ある日彼女が高校生の時から使っていた自転車が壊れたので新しい自転車を買いたいと言ってきた。
高校からと言ってもその時は大学3年なのでまだ6年ちょっと。
ロードバイクに乗っていたことでそこそこのトラブルなら対処できると少し自信のあった自分はとりあえず彼女に自転車を見せてもらうことにした。
自転車を見て、ほどなくして自分の小さな自信は粉々に崩れ去る。
なんと後輪のスポークが根本から折れ、中央の部分(ボス?)に巻き付いてしまっている。それが原因で踏み込みが重いだけでなくラチェットが働かなくなってバックもできなくなっていた。
「これは修理するより買い直す方が早いね」
そう言うと彼女は少し残念そうにしていたがバイトに行くのに自転車が必要なこともあって猶予もあまり無かったので、すぐにサイクルショップへ行くことにした。
サイクルショップで色々な自転車を見ているうちに彼女がロードバイクが好きだったことを思い出し、ロードバイクを薦めてみたが持ち合わせがなく更に高価であることを理由に首を縦に振らない。
そこは山ほど年上の自分を素直に頼って欲しかったのだが付き合い始めて一回も金銭面で自分に(と言うか他人に)甘えることがなかった彼女は「必ず貯金して返す」と言う条件で渋々了承し、ロードバイクを買うことにしたのだった。
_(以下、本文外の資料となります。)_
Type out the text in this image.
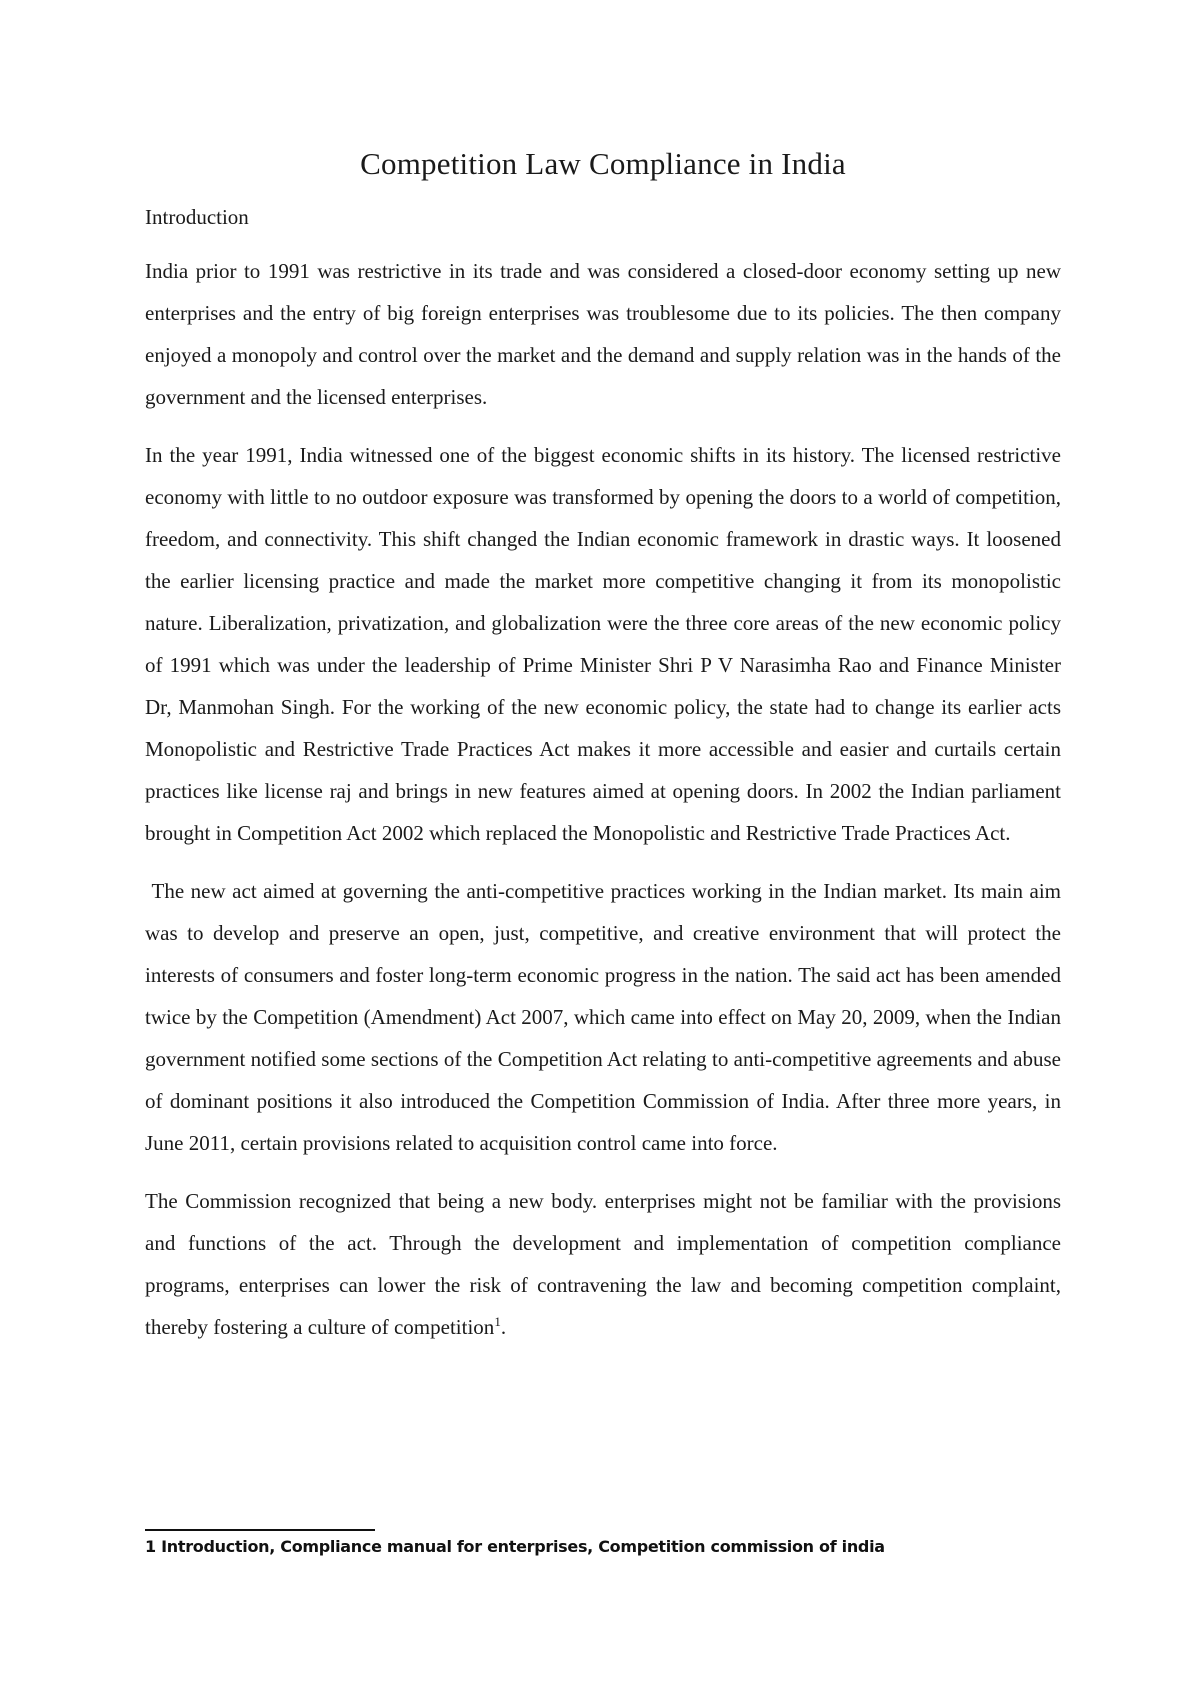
Competition Law Compliance in India
Introduction

India prior to 1991 was restrictive in its trade and was considered a closed-door economy setting up new enterprises and the entry of big foreign enterprises was troublesome due to its policies. The then company enjoyed a monopoly and control over the market and the demand and supply relation was in the hands of the government and the licensed enterprises.

In the year 1991, India witnessed one of the biggest economic shifts in its history. The licensed restrictive economy with little to no outdoor exposure was transformed by opening the doors to a world of competition, freedom, and connectivity. This shift changed the Indian economic framework in drastic ways. It loosened the earlier licensing practice and made the market more competitive changing it from its monopolistic nature. Liberalization, privatization, and globalization were the three core areas of the new economic policy of 1991 which was under the leadership of Prime Minister Shri P V Narasimha Rao and Finance Minister Dr, Manmohan Singh. For the working of the new economic policy, the state had to change its earlier acts Monopolistic and Restrictive Trade Practices Act makes it more accessible and easier and curtails certain practices like license raj and brings in new features aimed at opening doors. In 2002 the Indian parliament brought in Competition Act 2002 which replaced the Monopolistic and Restrictive Trade Practices Act.

The new act aimed at governing the anti-competitive practices working in the Indian market. Its main aim was to develop and preserve an open, just, competitive, and creative environment that will protect the interests of consumers and foster long-term economic progress in the nation. The said act has been amended twice by the Competition (Amendment) Act 2007, which came into effect on May 20, 2009, when the Indian government notified some sections of the Competition Act relating to anti-competitive agreements and abuse of dominant positions it also introduced the Competition Commission of India. After three more years, in June 2011, certain provisions related to acquisition control came into force.

The Commission recognized that being a new body. enterprises might not be familiar with the provisions and functions of the act. Through the development and implementation of competition compliance programs, enterprises can lower the risk of contravening the law and becoming competition complaint, thereby fostering a culture of competition$^1$.

1 Introduction, Compliance manual for enterprises, Competition commission of india
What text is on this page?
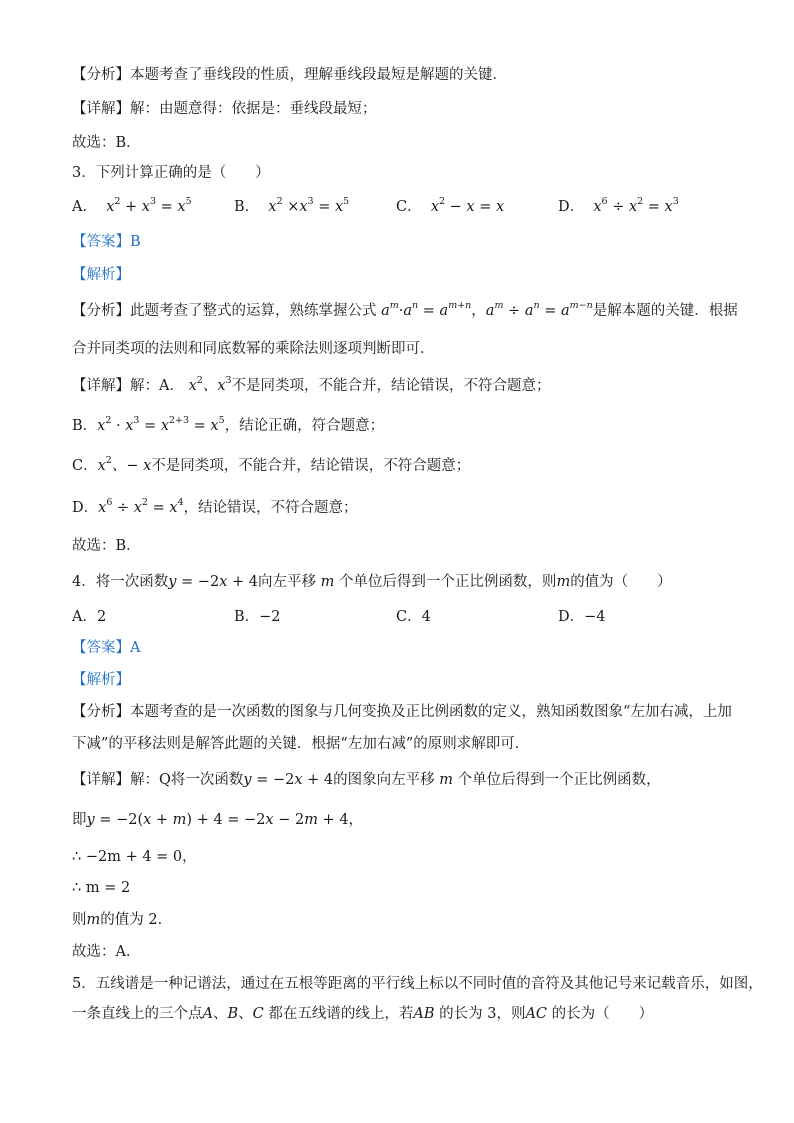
【分析】本题考查了垂线段的性质，理解垂线段最短是解题的关键．
【详解】解：由题意得：依据是：垂线段最短；
故选：B．
3．下列计算正确的是（　　）
A．  $x^2 + x^3 = x^5$	B．  $x^2 \times x^3 = x^5$	C．  $x^2 - x = x$	D．  $x^6 \div x^2 = x^3$
【答案】B
【解析】
【分析】此题考查了整式的运算，熟练掌握公式 $a^m\cdot a^n = a^{m+n}$，$a^m \div a^n = a^{m-n}$是解本题的关键．根据
合并同类项的法则和同底数幂的乘除法则逐项判断即可．
【详解】解：A． $x^2$、$x^3$不是同类项，不能合并，结论错误，不符合题意；
B．$x^2 \cdot x^3 = x^{2+3} = x^5$，结论正确，符合题意；
C．$x^2$、− x不是同类项，不能合并，结论错误，不符合题意；
D．$x^6 \div x^2 = x^4$，结论错误，不符合题意；
故选：B．
4．将一次函数y = −2x + 4向左平移 m 个单位后得到一个正比例函数，则m的值为（　　）
A．2	B．−2	C．4	D．−4
【答案】A
【解析】
【分析】本题考查的是一次函数的图象与几何变换及正比例函数的定义，熟知函数图象“左加右减，上加
下减”的平移法则是解答此题的关键．根据“左加右减”的原则求解即可．
【详解】解：Q将一次函数y = −2x + 4的图象向左平移 m 个单位后得到一个正比例函数，
即y = −2(x + m) + 4 = −2x − 2m + 4，
∴ −2m + 4 = 0，
∴ m = 2
则m的值为 2．
故选：A．
5．五线谱是一种记谱法，通过在五根等距离的平行线上标以不同时值的音符及其他记号来记载音乐，如图，
一条直线上的三个点A、B、C 都在五线谱的线上，若AB 的长为 3，则AC 的长为（　　）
選んだモデルはLGS-WSR。有名なルイガノ社の一般的なアルミフレームモデルで初心者にも手軽に薦められるグレードだ。
好きだったロードバイクを手に入れて嬉しそうな彼女だったが自分は後日結構後悔させられることになる話はまた別の機会に…
いつか一緒にロードバイクで走れたらどんなに楽しいだろうか。
その時はそんな妄想をしながら自転車を狭い車のリアシートに詰め込んで彼女の家まで送って行ったのだった。